Under the provisions of N.C.G.S. § 7A-289.32(6), the circumstances under which the parental rights of a putative father may be foreclosed are “virtually identical” to those under which an adoption may proceed without the consent of the putative father, in effect terminating his parental rights. In re Adoption of Clark, 95 N.C. App. 1, 7, 381 S.E.2d 835, 839 (1989). See also N.C.G.S. §§ 48-5 (1984 & Cum. Supp. 1989), 48-6(a)(3) (1984). Among the enumerated acts, the nonfeasance of which may result in the termination of a putative father’s rights, is the circumstance whether he has “[l]egitimated the child pursuant to provisions of G.S. 49-10, or filed a petition for that specific purpose.” N.C.G.S. § 7A-289.32(6)(b) (1989). Cf. N.C.G.S. § 48-6(a)(3) (1984) (“The child has been legitimated either by marriage to the mother or in accordance with provisions of G.S. 49-10, a petition for legitimation has been filed.”). By filing a petition to legitimate Daniel James Clark on 4 May 1984, the putative father clearly intended belatedly to nullify such a finding in the termination order and to preclude any subsequent finding under N.C.G.S. § 48-6(a) that he had not performed any act that would have made his consent necessary to the child’s adoption. The holding of the majority gives the putative father’s belated filing the effect he desires because it affirms the trial court’s decision not to allow the affidavit to be substituted for the termination order filed with the adoption petition. In this the majority misapplies the Rules of Civil Procedure and misconstrues the letter and spirit of the adoption statute.

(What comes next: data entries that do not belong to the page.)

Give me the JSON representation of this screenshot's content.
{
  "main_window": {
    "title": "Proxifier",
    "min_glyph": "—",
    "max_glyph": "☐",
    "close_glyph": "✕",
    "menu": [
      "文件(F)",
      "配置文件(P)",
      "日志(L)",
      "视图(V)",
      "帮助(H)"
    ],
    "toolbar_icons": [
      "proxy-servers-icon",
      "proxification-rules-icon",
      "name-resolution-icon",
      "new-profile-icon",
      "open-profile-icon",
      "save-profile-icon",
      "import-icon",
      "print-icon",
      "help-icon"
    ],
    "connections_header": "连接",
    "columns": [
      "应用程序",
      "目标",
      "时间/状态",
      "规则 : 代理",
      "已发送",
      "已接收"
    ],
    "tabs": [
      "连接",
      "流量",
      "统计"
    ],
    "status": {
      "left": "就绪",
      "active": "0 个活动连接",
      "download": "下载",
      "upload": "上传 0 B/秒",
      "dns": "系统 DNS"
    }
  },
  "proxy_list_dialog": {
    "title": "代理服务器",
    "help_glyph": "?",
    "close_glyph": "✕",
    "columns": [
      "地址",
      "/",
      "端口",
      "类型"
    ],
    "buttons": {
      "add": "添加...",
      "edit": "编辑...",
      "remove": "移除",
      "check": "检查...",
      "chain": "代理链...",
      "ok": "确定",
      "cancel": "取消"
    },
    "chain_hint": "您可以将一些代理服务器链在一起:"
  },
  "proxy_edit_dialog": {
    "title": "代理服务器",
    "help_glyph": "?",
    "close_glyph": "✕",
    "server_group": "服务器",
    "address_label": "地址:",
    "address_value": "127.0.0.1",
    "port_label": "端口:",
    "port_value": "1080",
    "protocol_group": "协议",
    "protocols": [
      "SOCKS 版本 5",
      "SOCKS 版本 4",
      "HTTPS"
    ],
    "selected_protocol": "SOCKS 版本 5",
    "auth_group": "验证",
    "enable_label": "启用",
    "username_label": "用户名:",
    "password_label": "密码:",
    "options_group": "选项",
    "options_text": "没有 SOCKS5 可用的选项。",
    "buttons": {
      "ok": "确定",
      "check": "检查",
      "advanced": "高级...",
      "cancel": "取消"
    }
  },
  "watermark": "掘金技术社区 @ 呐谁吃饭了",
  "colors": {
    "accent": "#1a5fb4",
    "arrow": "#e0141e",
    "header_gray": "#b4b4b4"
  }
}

Although the Rules of Civil Procedure generally apply to adoption proceedings, see In re Adoption of Searle, 74 N.C. App. 61, 64, 327 S.E.2d 315, 317 (1985), the termination order or affidavit required to obviate a putative father’s consent to adoption is not, properly considered, a pleading. A pleading setting forth a claim for relief is “a short and plain statement of the claim sufficiently particular to give the parties and the court notice of the transactions, occurrences, or series of transactions or occurrences, intend*72ed to be proved.” N.C.G.S. § 1A-1, Rule 8(a)(1) (1983 & Cum. Supp. 1989). Detailed fact pleading is neither required nor prohibited under our “notice theory” of pleading. Sutton v. Duke, 277 N.C. 94, 104-05, 176 S.E.2d 161, 167 (1970). However, the facts underlying a party’s statement of its claim should not be confused with the pleading itself, particularly in a case such as this where the evidence underlying the particular averment, attached as a “consent form” to the petition for adoption, was identical in the termination order and the later affidavit.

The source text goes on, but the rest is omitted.